‘Because English is not enough’
For the internet to really matter to Indians, it must speak to them in their own language. But this is easier said than done in a country with 22 official languages and over 1,500 mother tongues. Ram Prakash Hanumanthappa, a 34-year-old tech-entrepreneur from Bangalore, was among the first Indians to predict this problem back in his days at IIT Madras and to do something about it. A decade ago, he started work on Quillpad, a technology that would transform whatever you typed on your standard English keyboard into the familiar curlicues of Malayalam or Gujarati. You could now blog in flawless Tamil, quote Amrita Pritam in her original untranslated beauty, and email Diwali wishes to your family in a language close to your heart and theirs. "When I made Quillpad, I wondered why we shouldn't be able to chat with friends and family in a language we've grown up speaking. No one believed then that I could make money with it. Today, as the internet goes to Tier-II towns, Indian language content is starting to matter more than ever," says Hanumanthappa.

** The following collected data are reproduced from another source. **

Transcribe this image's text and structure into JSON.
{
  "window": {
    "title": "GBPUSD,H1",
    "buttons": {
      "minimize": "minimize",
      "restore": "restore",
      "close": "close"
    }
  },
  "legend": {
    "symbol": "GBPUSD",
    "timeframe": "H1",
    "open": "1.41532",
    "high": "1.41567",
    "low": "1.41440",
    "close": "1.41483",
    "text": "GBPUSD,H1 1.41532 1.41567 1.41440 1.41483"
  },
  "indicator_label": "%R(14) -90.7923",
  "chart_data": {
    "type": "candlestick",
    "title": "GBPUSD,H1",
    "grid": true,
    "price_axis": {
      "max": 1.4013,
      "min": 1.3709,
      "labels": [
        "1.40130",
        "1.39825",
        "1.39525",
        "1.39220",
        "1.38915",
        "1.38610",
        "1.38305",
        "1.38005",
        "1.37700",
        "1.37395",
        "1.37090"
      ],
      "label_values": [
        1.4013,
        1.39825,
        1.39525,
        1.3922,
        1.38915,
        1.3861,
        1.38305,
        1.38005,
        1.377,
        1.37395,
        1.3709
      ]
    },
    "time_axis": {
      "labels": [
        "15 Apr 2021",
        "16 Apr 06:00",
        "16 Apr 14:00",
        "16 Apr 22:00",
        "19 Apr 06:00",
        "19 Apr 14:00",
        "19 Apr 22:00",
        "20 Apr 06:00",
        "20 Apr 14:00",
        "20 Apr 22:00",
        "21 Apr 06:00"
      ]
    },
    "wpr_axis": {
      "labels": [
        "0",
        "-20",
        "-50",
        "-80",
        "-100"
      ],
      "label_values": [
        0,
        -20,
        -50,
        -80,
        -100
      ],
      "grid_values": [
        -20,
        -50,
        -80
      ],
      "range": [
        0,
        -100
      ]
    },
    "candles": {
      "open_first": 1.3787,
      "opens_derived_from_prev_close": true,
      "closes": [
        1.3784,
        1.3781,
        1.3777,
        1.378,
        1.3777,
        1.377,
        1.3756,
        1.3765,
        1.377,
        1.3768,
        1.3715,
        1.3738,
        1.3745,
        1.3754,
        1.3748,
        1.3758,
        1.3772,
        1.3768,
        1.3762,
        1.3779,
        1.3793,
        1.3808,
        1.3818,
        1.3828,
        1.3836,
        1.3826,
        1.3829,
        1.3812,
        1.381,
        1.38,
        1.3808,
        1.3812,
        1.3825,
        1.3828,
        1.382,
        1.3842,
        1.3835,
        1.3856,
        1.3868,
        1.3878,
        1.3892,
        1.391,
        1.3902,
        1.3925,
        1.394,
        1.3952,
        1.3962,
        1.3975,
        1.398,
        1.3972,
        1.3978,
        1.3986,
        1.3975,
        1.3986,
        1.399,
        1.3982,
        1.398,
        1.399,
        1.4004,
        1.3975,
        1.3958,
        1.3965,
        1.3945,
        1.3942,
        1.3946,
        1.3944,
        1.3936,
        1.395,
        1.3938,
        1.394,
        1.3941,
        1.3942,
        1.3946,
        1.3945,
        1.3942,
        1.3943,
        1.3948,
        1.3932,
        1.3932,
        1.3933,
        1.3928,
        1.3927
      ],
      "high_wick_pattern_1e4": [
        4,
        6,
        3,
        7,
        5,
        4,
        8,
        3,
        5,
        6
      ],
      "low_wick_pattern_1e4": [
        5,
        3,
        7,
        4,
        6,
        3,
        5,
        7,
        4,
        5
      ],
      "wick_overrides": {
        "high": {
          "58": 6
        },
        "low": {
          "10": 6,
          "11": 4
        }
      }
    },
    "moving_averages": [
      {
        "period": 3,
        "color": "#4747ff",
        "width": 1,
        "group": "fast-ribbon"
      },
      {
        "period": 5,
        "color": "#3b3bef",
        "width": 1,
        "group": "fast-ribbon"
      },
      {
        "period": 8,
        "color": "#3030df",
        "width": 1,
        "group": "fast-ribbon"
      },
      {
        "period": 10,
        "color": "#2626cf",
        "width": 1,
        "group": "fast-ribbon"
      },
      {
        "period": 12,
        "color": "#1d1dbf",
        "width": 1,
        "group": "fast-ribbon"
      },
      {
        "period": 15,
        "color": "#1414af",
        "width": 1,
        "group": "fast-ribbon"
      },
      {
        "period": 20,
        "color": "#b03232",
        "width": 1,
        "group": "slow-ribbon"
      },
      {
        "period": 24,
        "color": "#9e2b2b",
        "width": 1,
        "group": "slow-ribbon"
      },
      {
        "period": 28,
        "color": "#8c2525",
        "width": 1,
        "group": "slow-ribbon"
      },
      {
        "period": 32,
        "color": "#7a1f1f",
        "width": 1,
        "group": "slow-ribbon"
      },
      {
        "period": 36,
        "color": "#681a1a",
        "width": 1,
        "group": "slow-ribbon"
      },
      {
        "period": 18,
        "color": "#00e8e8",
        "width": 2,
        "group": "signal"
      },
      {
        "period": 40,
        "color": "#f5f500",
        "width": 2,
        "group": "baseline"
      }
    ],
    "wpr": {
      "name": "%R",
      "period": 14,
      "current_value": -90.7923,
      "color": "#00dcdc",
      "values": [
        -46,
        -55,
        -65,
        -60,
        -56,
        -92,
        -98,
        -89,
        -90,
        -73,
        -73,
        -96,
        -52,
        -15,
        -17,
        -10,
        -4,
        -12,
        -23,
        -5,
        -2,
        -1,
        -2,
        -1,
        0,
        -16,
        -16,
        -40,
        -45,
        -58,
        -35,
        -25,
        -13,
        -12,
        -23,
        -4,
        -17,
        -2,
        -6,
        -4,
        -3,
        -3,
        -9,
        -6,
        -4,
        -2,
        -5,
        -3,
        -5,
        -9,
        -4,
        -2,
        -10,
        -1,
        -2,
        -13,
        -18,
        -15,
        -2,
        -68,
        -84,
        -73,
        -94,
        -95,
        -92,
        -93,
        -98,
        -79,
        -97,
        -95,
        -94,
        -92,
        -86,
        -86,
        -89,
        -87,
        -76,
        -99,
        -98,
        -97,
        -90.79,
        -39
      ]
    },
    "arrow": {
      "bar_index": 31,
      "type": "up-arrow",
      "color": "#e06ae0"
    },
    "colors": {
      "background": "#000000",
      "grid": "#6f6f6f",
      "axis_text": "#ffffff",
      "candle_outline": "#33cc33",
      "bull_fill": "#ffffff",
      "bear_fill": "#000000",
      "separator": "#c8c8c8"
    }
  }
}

"Because English is not enough" – that's the tagline of Quillpad. It's the flagship product of Tachyon Technologies, a 10-man company operating out of a single room in JP Nagar, south Bangalore. Occupying either sides of a long table here are young geeks with one eye trained on the Olympics and the other on green boards covered with exponential equations. Although they themselves speak the language of maths — "I multiply matrices for a living," says Hanumanthappa — they have helped script a brighter future for Indic languages on the web. Over 335 million words have so far been typed on Quillpad, and that is not counting the licences they have sold to companies like Yahoo and to the UID project, which uses it for enrolling India's millions.
An annual Quillpad licence for a single language costs several lakh rupees, and yet, many media websites and content companies have preferred it to the free Google transliteration software available online. The reason is accuracy. Compared to other existing solutions — such as Indic language keyboards that map 50-plus sounds to the 26 letters in the English alphabet, and dictionary-based transliteration tools with limitations — Quillpad is simple, intuitive, and almost always, spot on. "The challenge is that Indian languages are phonetically richer. There are three types of na in Tamil, for instance. You cannot expect the user to type in notations every time, so how do you make sure the computer chooses the right na?," says Hanumanthappa.

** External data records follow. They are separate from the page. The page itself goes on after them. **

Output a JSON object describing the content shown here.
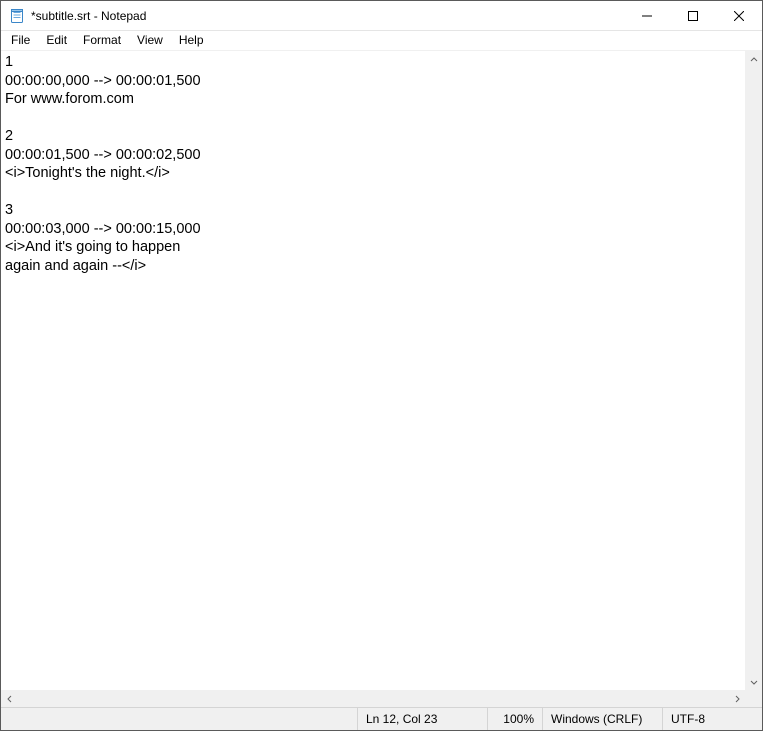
{
  "window": {
    "title": "*subtitle.srt - Notepad"
  },
  "menu": {
    "file": "File",
    "edit": "Edit",
    "format": "Format",
    "view": "View",
    "help": "Help"
  },
  "editor": {
    "content": "1\n00:00:00,000 --> 00:00:01,500\nFor www.forom.com\n\n2\n00:00:01,500 --> 00:00:02,500\n<i>Tonight's the night.</i>\n\n3\n00:00:03,000 --> 00:00:15,000\n<i>And it's going to happen\nagain and again --</i>"
  },
  "status": {
    "position": "Ln 12, Col 23",
    "zoom": "100%",
    "eol": "Windows (CRLF)",
    "encoding": "UTF-8"
  }
}
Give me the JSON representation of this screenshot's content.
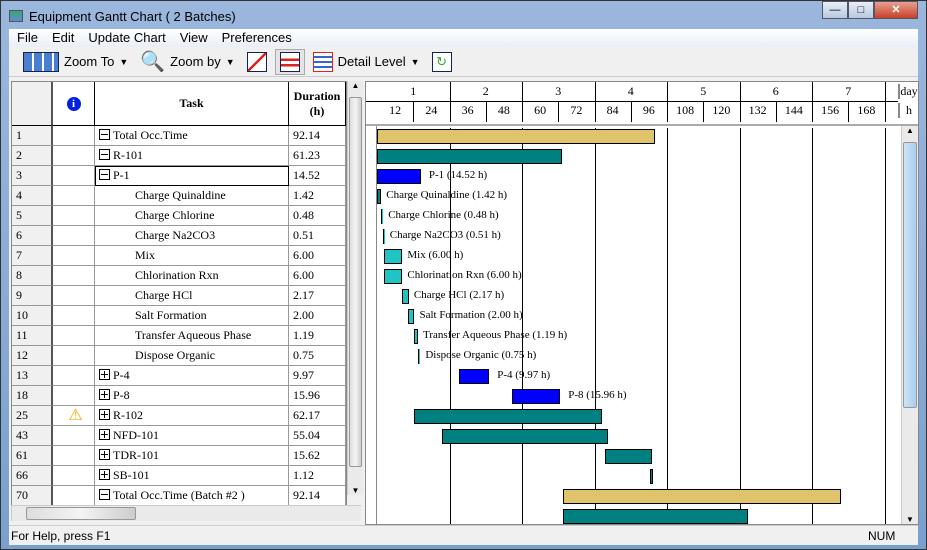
{
  "window": {
    "title": "Equipment Gantt Chart ( 2 Batches)"
  },
  "menu": [
    "File",
    "Edit",
    "Update Chart",
    "View",
    "Preferences"
  ],
  "toolbar": {
    "zoom_to": "Zoom To",
    "zoom_by": "Zoom by",
    "detail_level": "Detail Level"
  },
  "table": {
    "headers": {
      "info": "i",
      "task": "Task",
      "duration": "Duration (h)"
    },
    "rows": [
      {
        "n": "1",
        "task": "Total Occ.Time",
        "dur": "92.14",
        "level": 0,
        "toggle": "minus"
      },
      {
        "n": "2",
        "task": "R-101",
        "dur": "61.23",
        "level": 0,
        "toggle": "minus"
      },
      {
        "n": "3",
        "task": "P-1",
        "dur": "14.52",
        "level": 0,
        "toggle": "minus",
        "selected": true
      },
      {
        "n": "4",
        "task": "Charge Quinaldine",
        "dur": "1.42",
        "level": 1
      },
      {
        "n": "5",
        "task": "Charge Chlorine",
        "dur": "0.48",
        "level": 1
      },
      {
        "n": "6",
        "task": "Charge Na2CO3",
        "dur": "0.51",
        "level": 1
      },
      {
        "n": "7",
        "task": "Mix",
        "dur": "6.00",
        "level": 1
      },
      {
        "n": "8",
        "task": "Chlorination Rxn",
        "dur": "6.00",
        "level": 1
      },
      {
        "n": "9",
        "task": "Charge HCl",
        "dur": "2.17",
        "level": 1
      },
      {
        "n": "10",
        "task": "Salt Formation",
        "dur": "2.00",
        "level": 1
      },
      {
        "n": "11",
        "task": "Transfer Aqueous Phase",
        "dur": "1.19",
        "level": 1
      },
      {
        "n": "12",
        "task": "Dispose Organic",
        "dur": "0.75",
        "level": 1
      },
      {
        "n": "13",
        "task": "P-4",
        "dur": "9.97",
        "level": 0,
        "toggle": "plus"
      },
      {
        "n": "18",
        "task": "P-8",
        "dur": "15.96",
        "level": 0,
        "toggle": "plus"
      },
      {
        "n": "25",
        "task": "R-102",
        "dur": "62.17",
        "level": 0,
        "toggle": "plus",
        "warning": true
      },
      {
        "n": "43",
        "task": "NFD-101",
        "dur": "55.04",
        "level": 0,
        "toggle": "plus"
      },
      {
        "n": "61",
        "task": "TDR-101",
        "dur": "15.62",
        "level": 0,
        "toggle": "plus"
      },
      {
        "n": "66",
        "task": "SB-101",
        "dur": "1.12",
        "level": 0,
        "toggle": "plus"
      },
      {
        "n": "70",
        "task": "Total Occ.Time (Batch #2 )",
        "dur": "92.14",
        "level": 0,
        "toggle": "minus"
      }
    ]
  },
  "chart_data": {
    "type": "gantt",
    "x_unit_top": "day",
    "x_unit_bottom": "h",
    "xlim": [
      0,
      180
    ],
    "day_ticks": [
      "1",
      "2",
      "3",
      "4",
      "5",
      "6",
      "7"
    ],
    "hour_ticks": [
      "12",
      "24",
      "36",
      "48",
      "60",
      "72",
      "84",
      "96",
      "108",
      "120",
      "132",
      "144",
      "156",
      "168"
    ],
    "colors": {
      "total": "#e0c46c",
      "equipment": "#008080",
      "procedure": "#0000ff",
      "operation": "#20c4c4",
      "operation_dark": "#008080"
    },
    "bars": [
      {
        "start": 0,
        "dur": 92.14,
        "kind": "total"
      },
      {
        "start": 0,
        "dur": 61.23,
        "kind": "equipment"
      },
      {
        "start": 0,
        "dur": 14.52,
        "kind": "procedure",
        "label": "P-1 (14.52 h)"
      },
      {
        "start": 0,
        "dur": 1.42,
        "kind": "operation_dark",
        "label": "Charge Quinaldine (1.42 h)"
      },
      {
        "start": 1.4,
        "dur": 0.48,
        "kind": "operation",
        "label": "Charge Chlorine (0.48 h)"
      },
      {
        "start": 1.9,
        "dur": 0.51,
        "kind": "operation",
        "label": "Charge Na2CO3 (0.51 h)"
      },
      {
        "start": 2.4,
        "dur": 6.0,
        "kind": "operation",
        "label": "Mix (6.00 h)"
      },
      {
        "start": 2.4,
        "dur": 6.0,
        "kind": "operation",
        "label": "Chlorination Rxn (6.00 h)"
      },
      {
        "start": 8.4,
        "dur": 2.17,
        "kind": "operation",
        "label": "Charge HCl (2.17 h)"
      },
      {
        "start": 10.4,
        "dur": 2.0,
        "kind": "operation",
        "label": "Salt Formation (2.00 h)"
      },
      {
        "start": 12.4,
        "dur": 1.19,
        "kind": "operation",
        "label": "Transfer Aqueous Phase (1.19 h)"
      },
      {
        "start": 13.6,
        "dur": 0.75,
        "kind": "operation",
        "label": "Dispose Organic (0.75 h)"
      },
      {
        "start": 27.2,
        "dur": 9.97,
        "kind": "procedure",
        "label": "P-4 (9.97 h)"
      },
      {
        "start": 44.7,
        "dur": 15.96,
        "kind": "procedure",
        "label": "P-8 (15.96 h)"
      },
      {
        "start": 12.3,
        "dur": 62.17,
        "kind": "equipment"
      },
      {
        "start": 21.5,
        "dur": 55.04,
        "kind": "equipment"
      },
      {
        "start": 75.4,
        "dur": 15.62,
        "kind": "equipment"
      },
      {
        "start": 90.3,
        "dur": 1.12,
        "kind": "equipment"
      },
      {
        "start": 61.6,
        "dur": 92.14,
        "kind": "total"
      },
      {
        "start": 61.6,
        "dur": 61.23,
        "kind": "equipment"
      }
    ]
  },
  "status": {
    "help": "For Help, press F1",
    "num": "NUM"
  }
}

He built a mathematical model based on machine learning algorithms that could discern patterns in the usage of characters and learn to avoid errors stemming from phonetic differences, untyped characters like the halanth in Hindi, and superfluous characters like double a's. "Take Indian names and their English transliterations. When we read someone's name — Prashant, for instance — we know the context and intuitively pronounce the 't' and the a's right. We don't worry about disambiguation. This is what our algorithms attempt to do," he explains. Essentially, Hanumanthappa took the corpus of words available online in Unicode for each language and fed them into the statistical model: every time an English language letter is typed, a decision tree is first formed, listing the numerous phonetic probabilities, from which one is picked based on history of usage. All this happens instantaneously, of course. "We also correctly interpret words borrowed from English," Hanumanthappa says.

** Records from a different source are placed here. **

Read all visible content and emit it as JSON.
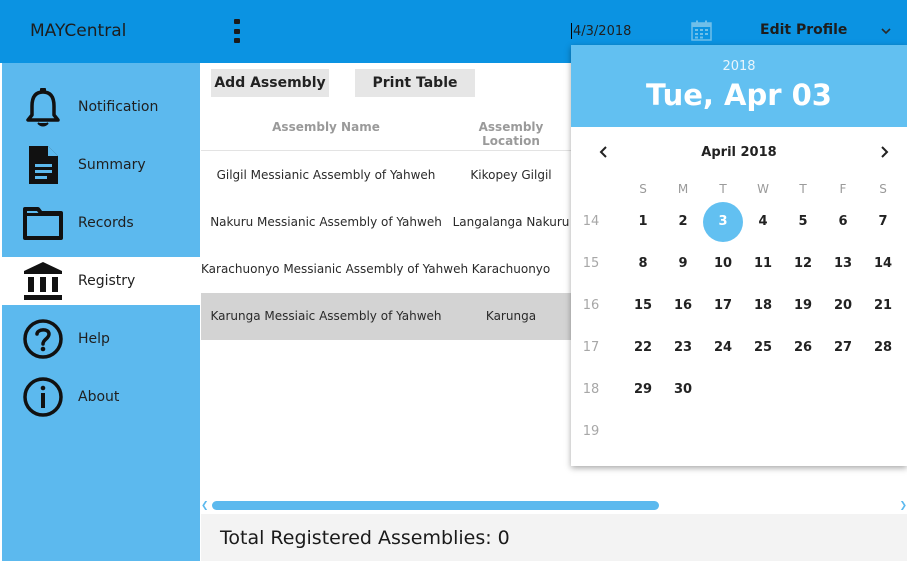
{
  "app": {
    "title": "MAYCentral"
  },
  "topbar": {
    "date_value": "4/3/2018",
    "profile_label": "Edit Profile"
  },
  "sidebar": {
    "items": [
      {
        "label": "Notification",
        "icon": "bell-icon"
      },
      {
        "label": "Summary",
        "icon": "document-icon"
      },
      {
        "label": "Records",
        "icon": "folder-icon"
      },
      {
        "label": "Registry",
        "icon": "bank-icon",
        "active": true
      },
      {
        "label": "Help",
        "icon": "help-circle-icon"
      },
      {
        "label": "About",
        "icon": "info-circle-icon"
      }
    ]
  },
  "toolbar": {
    "add_label": "Add Assembly",
    "print_label": "Print Table"
  },
  "table": {
    "columns": [
      "Assembly Name",
      "Assembly Location"
    ],
    "rows": [
      {
        "name": "Gilgil Messianic Assembly of Yahweh",
        "location": "Kikopey Gilgil"
      },
      {
        "name": "Nakuru Messianic Assembly of Yahweh",
        "location": "Langalanga Nakuru"
      },
      {
        "name": "Karachuonyo Messianic Assembly of Yahweh",
        "location": "Karachuonyo"
      },
      {
        "name": "Karunga Messiaic Assembly of Yahweh",
        "location": "Karunga",
        "selected": true
      }
    ]
  },
  "footer": {
    "total_text": "Total Registered Assemblies: 0"
  },
  "calendar": {
    "year": "2018",
    "selected_date_text": "Tue, Apr 03",
    "month_label": "April 2018",
    "day_headers": [
      "S",
      "M",
      "T",
      "W",
      "T",
      "F",
      "S"
    ],
    "weeks": [
      {
        "week": "14",
        "days": [
          "1",
          "2",
          "3",
          "4",
          "5",
          "6",
          "7"
        ]
      },
      {
        "week": "15",
        "days": [
          "8",
          "9",
          "10",
          "11",
          "12",
          "13",
          "14"
        ]
      },
      {
        "week": "16",
        "days": [
          "15",
          "16",
          "17",
          "18",
          "19",
          "20",
          "21"
        ]
      },
      {
        "week": "17",
        "days": [
          "22",
          "23",
          "24",
          "25",
          "26",
          "27",
          "28"
        ]
      },
      {
        "week": "18",
        "days": [
          "29",
          "30",
          "",
          "",
          "",
          "",
          ""
        ]
      },
      {
        "week": "19",
        "days": [
          "",
          "",
          "",
          "",
          "",
          "",
          ""
        ]
      }
    ],
    "selected_day": "3",
    "accent_color": "#62c0f1"
  },
  "colors": {
    "topbar": "#0b93e2",
    "sidebar": "#5cb9ee",
    "accent": "#62c0f1"
  }
}
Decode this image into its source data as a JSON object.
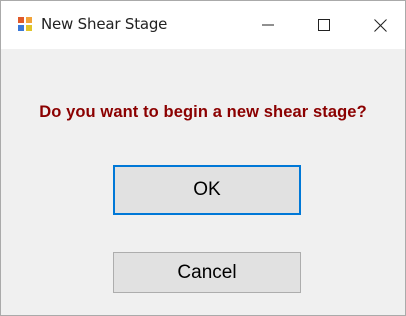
{
  "window": {
    "title": "New Shear Stage",
    "controls": {
      "minimize_icon": "minimize-icon",
      "maximize_icon": "maximize-icon",
      "close_icon": "close-icon"
    }
  },
  "dialog": {
    "message": "Do you want to begin a new shear stage?",
    "message_color": "#8b0000",
    "ok_label": "OK",
    "cancel_label": "Cancel",
    "focus_color": "#0078d7"
  }
}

Tachyon isn't resting on its laurels. Quillpad Touch, a free app for the iPad, combines a simple predictive Hindi keyboard with gestural input, so you can type a letter and instead of combing the keyboard for maatras, just draw one instead. There is another piece of technology that's ready for licensing: it promises to transform your cellphone camera into a scanning and transliteration tool. "Imagine if you could see the world in your language — signboards on streets, comic books, newspapers. You could just take a picture of something and the tool will extract all the text from it, convert it to your language, and even put it back where it was in the same font size and colour," Hanumanthappa says. He hopes the technology will be used to digitise Indian-language books and make them searchable.